The journal’s publisher and editor was Rabbi  Yosef HaKohen Schwartz, a son of Rabbi Naftali HaKohen Schwartz. He was the son-in-law of Rabbi Eliezer Chaim Deutsch, who was the rabbi of Bonyhad, and after the death of his father-in-law succeeded him as rabbi of that town. In 1924, Rabbi Yosef HaKohen Schwartz was chosen rabbi of the Mahzikei Torah Congregation of Grosswardein (Oradea). His published writings include Vayitzbor Yosef and Ginzei Yosef (responsa). He was killed in the Holocaust.

Several years ago, Rabbi Eliezer Ehrenreich, who after World War II, established in New York the “Kol Aryeh Insititute ” for the perpetuation and dissemination of the spiritual legacy of Rabbi Avraham Yehuda HaKohen Schwartz, author of Kol Aryeh, and his descendants, embarked on the reprinting of VaYelaket Yosef.

A short time ago, the eighth volume of the reprint came off the press. Like the preceding volumes it contains the issus of two years, embracing the issues which appeared from Tishri 5613 (1912) until Ellul 5764 (1914).

The periodical featured Chiddushei Torah, Halakhic questions and decisions, Divrei Aggadah, news from the Torah world, including obituaries of rabbis and announcements of new Sefarim.

Contributing to VaYelaket Yosef were not only rabbis, who resided in Austria-Hungary and in other European countries, but also rabbis from Palestine and the U.S.

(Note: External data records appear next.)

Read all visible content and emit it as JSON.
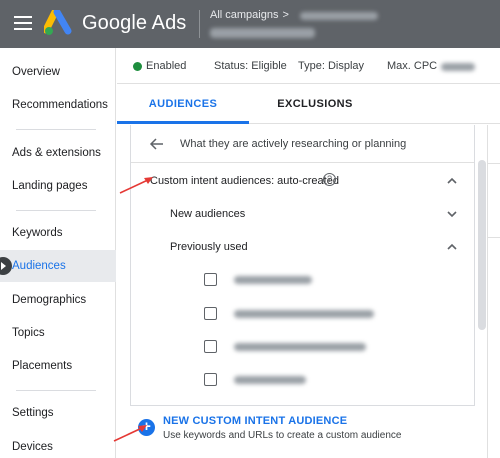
{
  "app": {
    "product_name": "Google Ads"
  },
  "header": {
    "breadcrumb": "All campaigns",
    "breadcrumb_chevron": ">"
  },
  "status": {
    "enabled": "Enabled",
    "eligible": "Status: Eligible",
    "type": "Type: Display",
    "max_cpc": "Max. CPC",
    "enabled_color": "#1e8e3e"
  },
  "sidebar": {
    "items": [
      {
        "label": "Overview"
      },
      {
        "label": "Recommendations"
      },
      {
        "label": "Ads & extensions"
      },
      {
        "label": "Landing pages"
      },
      {
        "label": "Keywords"
      },
      {
        "label": "Audiences"
      },
      {
        "label": "Demographics"
      },
      {
        "label": "Topics"
      },
      {
        "label": "Placements"
      },
      {
        "label": "Settings"
      },
      {
        "label": "Devices"
      }
    ],
    "active": "Audiences"
  },
  "tabs": [
    {
      "label": "AUDIENCES"
    },
    {
      "label": "EXCLUSIONS"
    }
  ],
  "panel": {
    "title": "What they are actively researching or planning",
    "section_label": "Custom intent audiences: auto-created",
    "new_audiences": "New audiences",
    "previously_used": "Previously used",
    "help_glyph": "?"
  },
  "create": {
    "label": "NEW CUSTOM INTENT AUDIENCE",
    "sublabel": "Use keywords and URLs to create a custom audience",
    "plus_glyph": "+"
  },
  "colors": {
    "accent": "#1a73e8",
    "appbar": "#5f6368",
    "annotation": "#e53935"
  }
}
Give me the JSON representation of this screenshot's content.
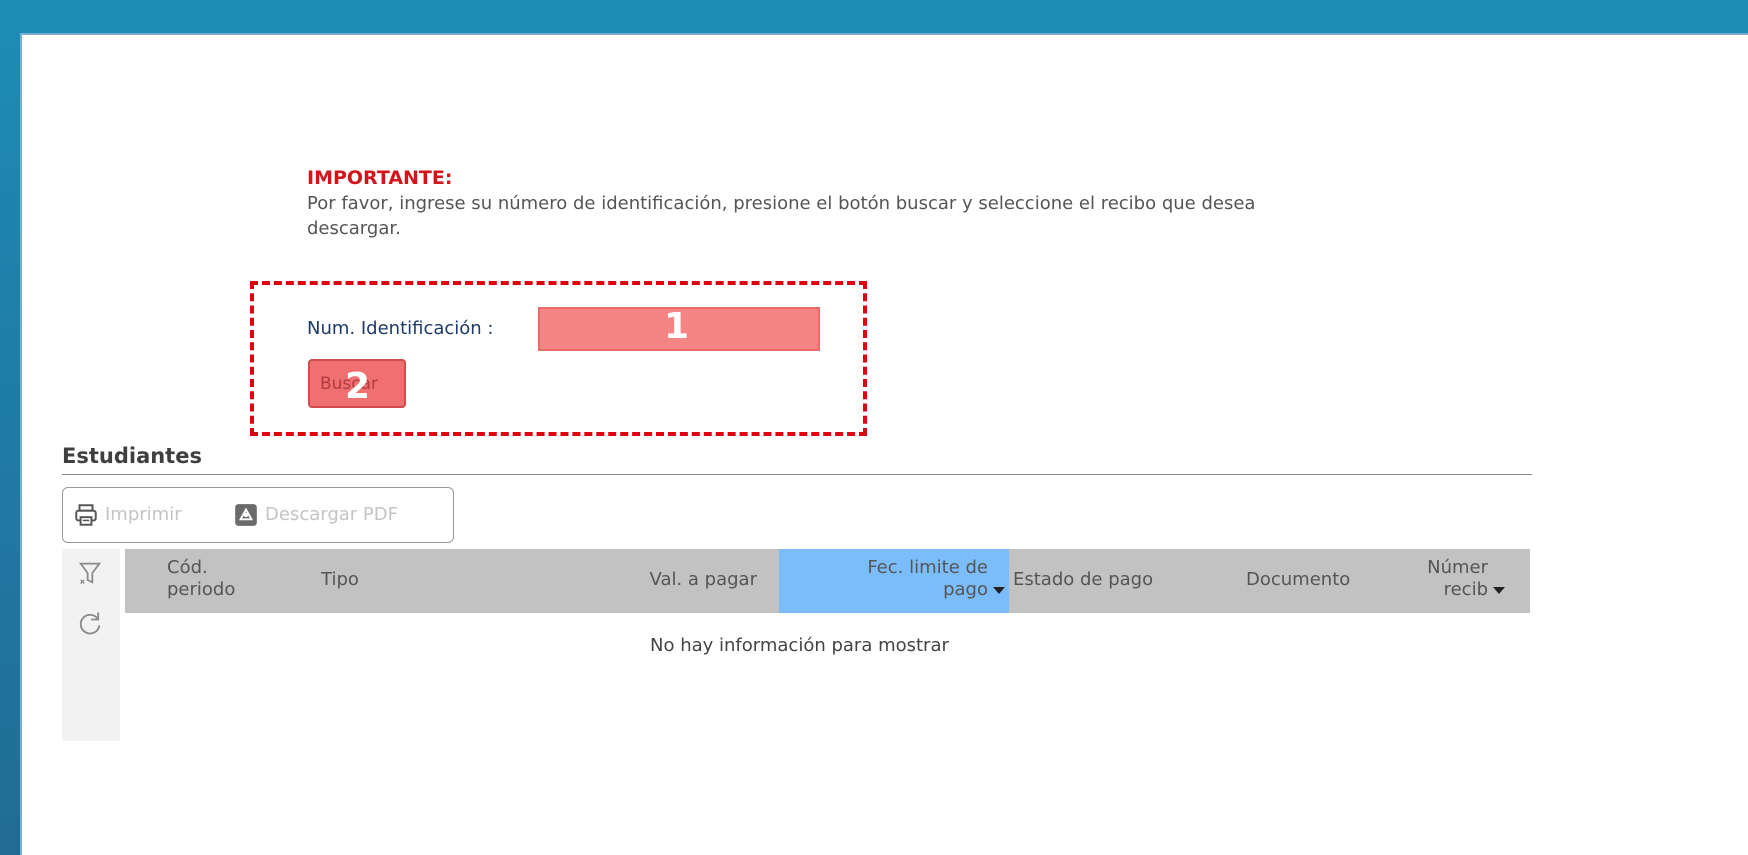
{
  "notice": {
    "title": "IMPORTANTE:",
    "text": "Por favor, ingrese su número de identificación, presione el botón buscar y seleccione el recibo que desea descargar."
  },
  "form": {
    "id_label": "Num. Identificación :",
    "id_value": "",
    "search_label": "Buscar"
  },
  "annotations": {
    "badge_1": "1",
    "badge_2": "2"
  },
  "section": {
    "title": "Estudiantes"
  },
  "toolbar": {
    "print_label": "Imprimir",
    "pdf_label": "Descargar PDF"
  },
  "grid": {
    "columns": [
      "Cód. periodo",
      "Tipo",
      "Val. a pagar",
      "Fec. limite de pago",
      "Estado de pago",
      "Documento",
      "Númer recib"
    ],
    "empty_message": "No hay información para mostrar"
  },
  "colors": {
    "accent_red": "#d3141b",
    "highlight_border": "#e00010",
    "sorted_column": "#7bbdfb",
    "header_background": "#c2c2c2"
  },
  "icons": {
    "print": "printer-icon",
    "pdf": "pdf-download-icon",
    "filter": "filter-clear-icon",
    "refresh": "refresh-icon",
    "sort": "sort-desc-icon"
  }
}
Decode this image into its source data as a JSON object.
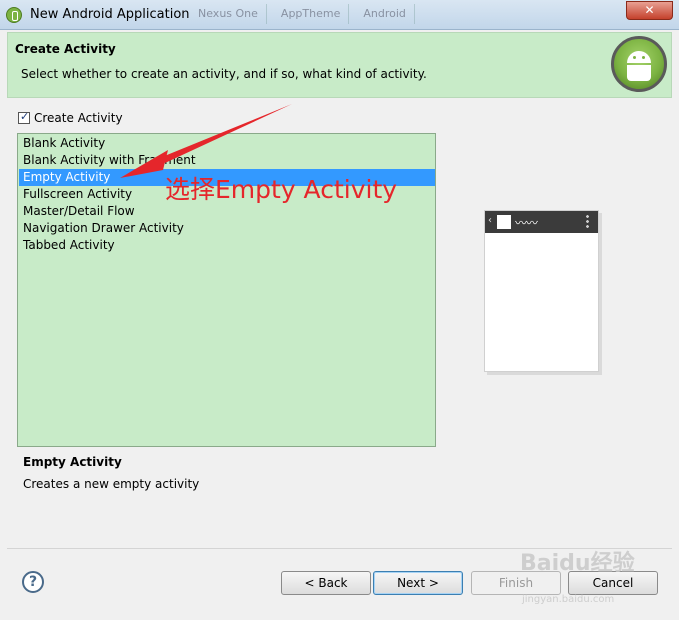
{
  "window": {
    "title": "New Android Application",
    "background_tabs": [
      "Nexus One",
      "AppTheme",
      "Android"
    ],
    "close_label": "✕"
  },
  "header": {
    "title": "Create Activity",
    "description": "Select whether to create an activity, and if so, what kind of activity."
  },
  "create_activity_checkbox": {
    "label": "Create Activity",
    "checked": true
  },
  "activity_list": {
    "items": [
      "Blank Activity",
      "Blank Activity with Fragment",
      "Empty Activity",
      "Fullscreen Activity",
      "Master/Detail Flow",
      "Navigation Drawer Activity",
      "Tabbed Activity"
    ],
    "selected_index": 2
  },
  "annotation": {
    "text": "选择Empty Activity",
    "color": "#e5262b"
  },
  "description": {
    "title": "Empty Activity",
    "text": "Creates a new empty activity"
  },
  "buttons": {
    "help": "?",
    "back": "< Back",
    "next": "Next >",
    "finish": "Finish",
    "cancel": "Cancel"
  },
  "watermark": {
    "text": "Baidu经验",
    "sub": "jingyan.baidu.com"
  },
  "colors": {
    "header_bg": "#c8ebc8",
    "selection": "#3399ff",
    "annotation": "#e5262b"
  }
}
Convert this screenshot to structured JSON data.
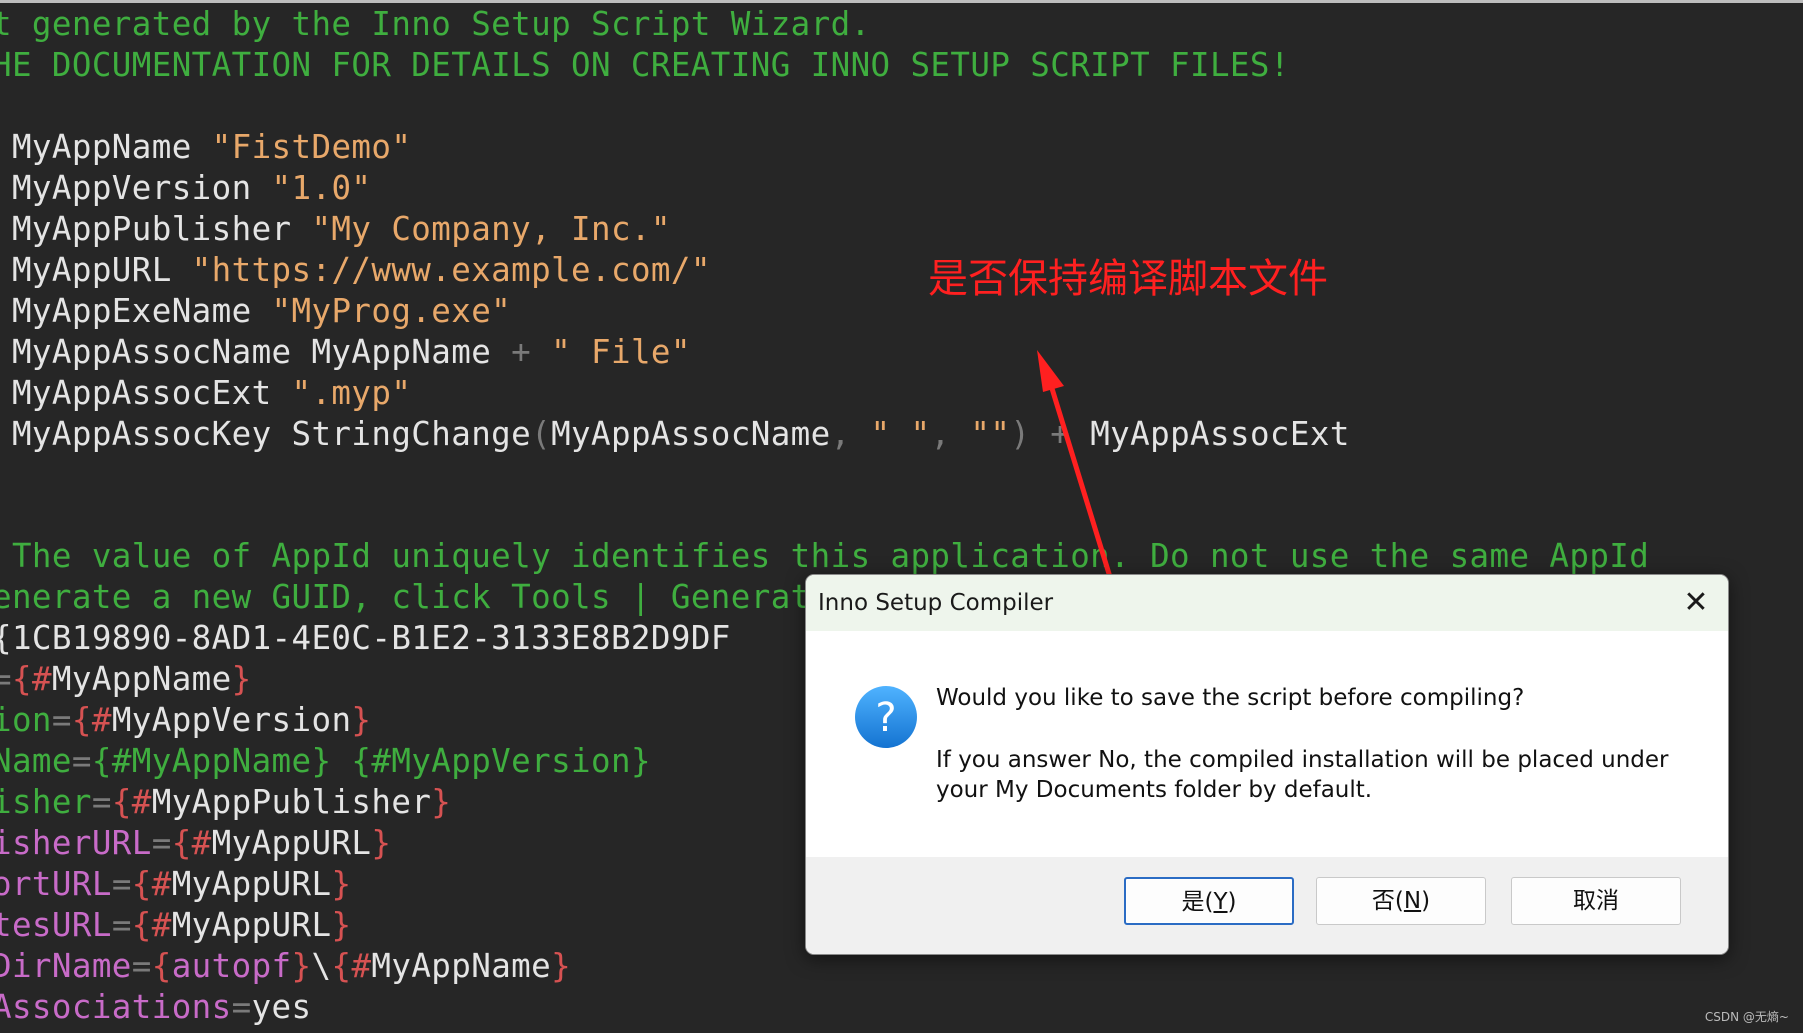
{
  "editor": {
    "comment_line_1": "t generated by the Inno Setup Script Wizard.",
    "comment_line_2": "HE DOCUMENTATION FOR DETAILS ON CREATING INNO SETUP SCRIPT FILES!",
    "defines": [
      {
        "name": " MyAppName ",
        "value": "\"FistDemo\""
      },
      {
        "name": " MyAppVersion ",
        "value": "\"1.0\""
      },
      {
        "name": " MyAppPublisher ",
        "value": "\"My Company, Inc.\""
      },
      {
        "name": " MyAppURL ",
        "value": "\"https://www.example.com/\""
      },
      {
        "name": " MyAppExeName ",
        "value": "\"MyProg.exe\""
      }
    ],
    "assoc_name_line": {
      "name": " MyAppAssocName MyAppName ",
      "op": "+",
      "value": " \" File\""
    },
    "assoc_ext_line": {
      "name": " MyAppAssocExt ",
      "value": "\".myp\""
    },
    "assoc_key_line": {
      "name": " MyAppAssocKey StringChange",
      "paren_open": "(",
      "arg1": "MyAppAssocName",
      "comma": ",",
      "arg2": " \" \"",
      "comma2": ",",
      "arg3": " \"\"",
      "paren_close": ")",
      "op": " + ",
      "tail": "MyAppAssocExt"
    },
    "comment_line_3": " The value of AppId uniquely identifies this application. Do not use the same AppId",
    "comment_line_4": "enerate a new GUID, click Tools | Generate GUID inside the IDE.)",
    "appid_line": "{1CB19890-8AD1-4E0C-B1E2-3133E8B2D9DF",
    "setup_lines": [
      {
        "key": "",
        "eq": "=",
        "open": "{",
        "hash": "#",
        "val": "MyAppName",
        "close": "}"
      },
      {
        "key": "ion",
        "eq": "=",
        "open": "{",
        "hash": "#",
        "val": "MyAppVersion",
        "close": "}"
      },
      {
        "key": "Name",
        "eq": "=",
        "open": "{",
        "hash": "#",
        "val": "MyAppName",
        "close": "}",
        "extra": " {#MyAppVersion}"
      },
      {
        "key": "isher",
        "eq": "=",
        "open": "{",
        "hash": "#",
        "val": "MyAppPublisher",
        "close": "}"
      },
      {
        "key": "isherURL",
        "eq": "=",
        "open": "{",
        "hash": "#",
        "val": "MyAppURL",
        "close": "}"
      },
      {
        "key": "ortURL",
        "eq": "=",
        "open": "{",
        "hash": "#",
        "val": "MyAppURL",
        "close": "}"
      },
      {
        "key": "tesURL",
        "eq": "=",
        "open": "{",
        "hash": "#",
        "val": "MyAppURL",
        "close": "}"
      }
    ],
    "dirname_line": {
      "key": "DirName",
      "eq": "=",
      "open": "{",
      "const": "autopf",
      "close": "}",
      "sep": "\\",
      "open2": "{",
      "hash": "#",
      "val": "MyAppName",
      "close2": "}"
    },
    "assoc_line": {
      "key": "Associations",
      "eq": "=",
      "val": "yes"
    }
  },
  "annotation": {
    "text": "是否保持编译脚本文件",
    "color": "#ff2020"
  },
  "dialog": {
    "title": "Inno Setup Compiler",
    "close_glyph": "✕",
    "icon": "question-icon",
    "message": "Would you like to save the script before compiling?",
    "detail": "If you answer No, the compiled installation will be placed under your My Documents folder by default.",
    "buttons": {
      "yes_prefix": "是(",
      "yes_key": "Y",
      "yes_suffix": ")",
      "no_prefix": "否(",
      "no_key": "N",
      "no_suffix": ")",
      "cancel": "取消"
    }
  },
  "watermark": "CSDN @无熵~",
  "colors": {
    "background": "#262626",
    "comment": "#3fae3f",
    "string": "#e8a86a",
    "brace": "#d65252",
    "constant": "#c86bc8",
    "accent": "#2b6cc4"
  }
}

As we are approaching the festival of Chanukah we permit ourselves to mention here a note by a contributor from the U.S. The question has been asked, why Rabbi Ahai discusses the laws of Chanukah in his She’iltot in the Parasha of Vayishlach. Chanukah never occurs in the weeks in which Vayishlach is read. Rabbi Moshe Shimeon Sivitz suggested that Rabbi Ahai placed the laws of Chanukah in Parashat Vayishlach so that rabbis speak of these laws some time before Chanukah. (See Bach in the beginning of laws of Passover).

Rabbi M.S. Sivitz was a Lithuanian rabbi. He immigrated to the U.S. in 1886 and from 1888 until his death in 1936, served as head of the orthodox rabbinate of Pittsburgh. In 1965, Shem MiShime’on, a volume in his memory was published in Pittsburgh. It features a biography of Rabbi Sivitz written by the late Rabbi David Leiter, a son of Rabbi Zeev Wolf Leiter. Rabbi Sivitz was the author of many books, including studies in the Jerusalem Talmud, which were praised by Gedolei Yisrael.

Rabbi Benjamin Gittelson of Cleveland was another U.S. rabbi who was a regular contributor to VaYelaket Yosef. In one of his articles in the recently reprinted volume, he relates an interesting but little-known story about Rabbi Chaim of Volozhin, which he heard back in Russia from a Gadol.

Rabbi Chaim of Volozhin had a daughter named Chassa who resided in Lida. The father and daughter exchanged letters by means of a carriage driver who brought goods from Lida. One day Rabbi Chaim told his son Rabbi  Yitzchok to go to the carriage driver , get back the letter, which he – Rabbi Chaim- had given him, and give him another one instead.

When Rabbi Yitzchok returned informing his father that he couldn’t carry out his request, because  the driver had already left for Lida, Rabbi Chaim asked him to get hold of a man on a horse who could follow the carriage, catch up with it and replace the letter.

Curious to know why his father was in such a hurry to replace it, Rabbi Yitzhak read the letter. Later, after the rider had returned to him the first letter, he read this one too. There seemed to be no difference between the two letters.

“You didn’t read the letters with enough care,” Rabbi Chaim told his son. He explained to him that in the first letter the name Chassa was not spelled the right way. “I feared that there could be a case of a divorce in Lidda, in which the wife’s name is Chassa, and members of the local Beth Din might enquire of my daughter how I spell her name and ask her to show letters I had written to her. I didn’t want them to be misled by the wrong spelling in the first letter, for this reason I was eager to replace it,” Rabbi Chaim said.

Some time later, Rabbi Chaim’s daughter visited the family. She told her father that the Beth Din in her town had arranged a divorce. The members of the Beth Din came to her house and wanted to see letters her father had written to her. She didn’t know why they asked for them.

When Rabbi Chaim heard this, he called in his son and said to him. “Listen what she is telling us, You can learn from this how careful a person must be, even when writing a private letter, to avoid misleading others.”